10. Looking things up in the database:
There are various ways to access the information that is in your databases. The first is that DVX2 uses this information to compile its suggested translation (when you use the functions “Pretranslate”, “Assemble” or “AutoAssemble”). When you have done that, you will see that some words or phrases in the suggested translation are underlined in blue. These are terms for which your databases contain several possibilities. Right clicking on the word or phrase will show you the other suggestions, and you can examine these and select them with the mouse or by using the number shown. The third way to see the relevant content of your database is by looking at the “Portions” window or windows. There are several screenshots illustrating this here. The fourth way to look up the information is to use Scan (CTRL-S) to call up a concordance from the TM, or Lookup (CTRL-L) to see entries from the TB.
11. Moving databases to another computer:
If you need to move your work to a different computer, e.g. to work on a laptop while you are travelling, you will need to copy certain files to the other computer. The first file is your project file, which has the extension .dvprj. The project file contains the lexicon, so no special steps are needed to transfer the lexicon. The termbase is a single file with the extension .dvtdb. The TM consists of at least four files. The main content is in a file with the extension .dvmdb. Then there is an index file for each of your languages; my index files have the extension en.dvmdi and de.dvmdi (for English and German).
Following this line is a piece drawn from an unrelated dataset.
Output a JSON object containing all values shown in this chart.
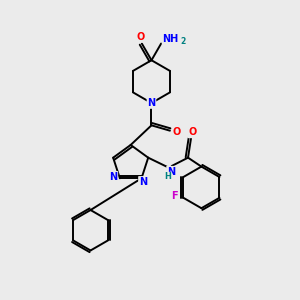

There is also a file with the extension .dvmdx. When you open the project on the other computer, DVX2 may complain that it cannot find the databases. But this is not a problem – when the project is open, you can select them with Project>Properties>Databases.
Another file which is worth moving to the other computer is the settings file with the extension .dvset. This contains your subject and client lists and various other settings. And don’t forget your dongle, or if you use an electronic licence key, make sure that the key will apply to the other computer.
12. How to find out more:
For more detailed information it is worth looking at the DVX2 User Guide for DVX2 Professional or DVX2 Workgroup. The link is at the bottom of the page, and the user guides are PDF files with over 600 pages. On the website http://www.atril.com there are also links to various videos, webinars and training courses, and also to the mailing list dejavu-l (under Support>Technical forum).
I already mentioned Steven Marzuola’s article on terminology databases. It is also worth looking at Nelson Laterman’s collection of tips and tricks for DVX1 (and even its predecessor DV3).
I am sure there are plenty of tips and questions which I have not covered, so I am looking forward to reading comments by my readers.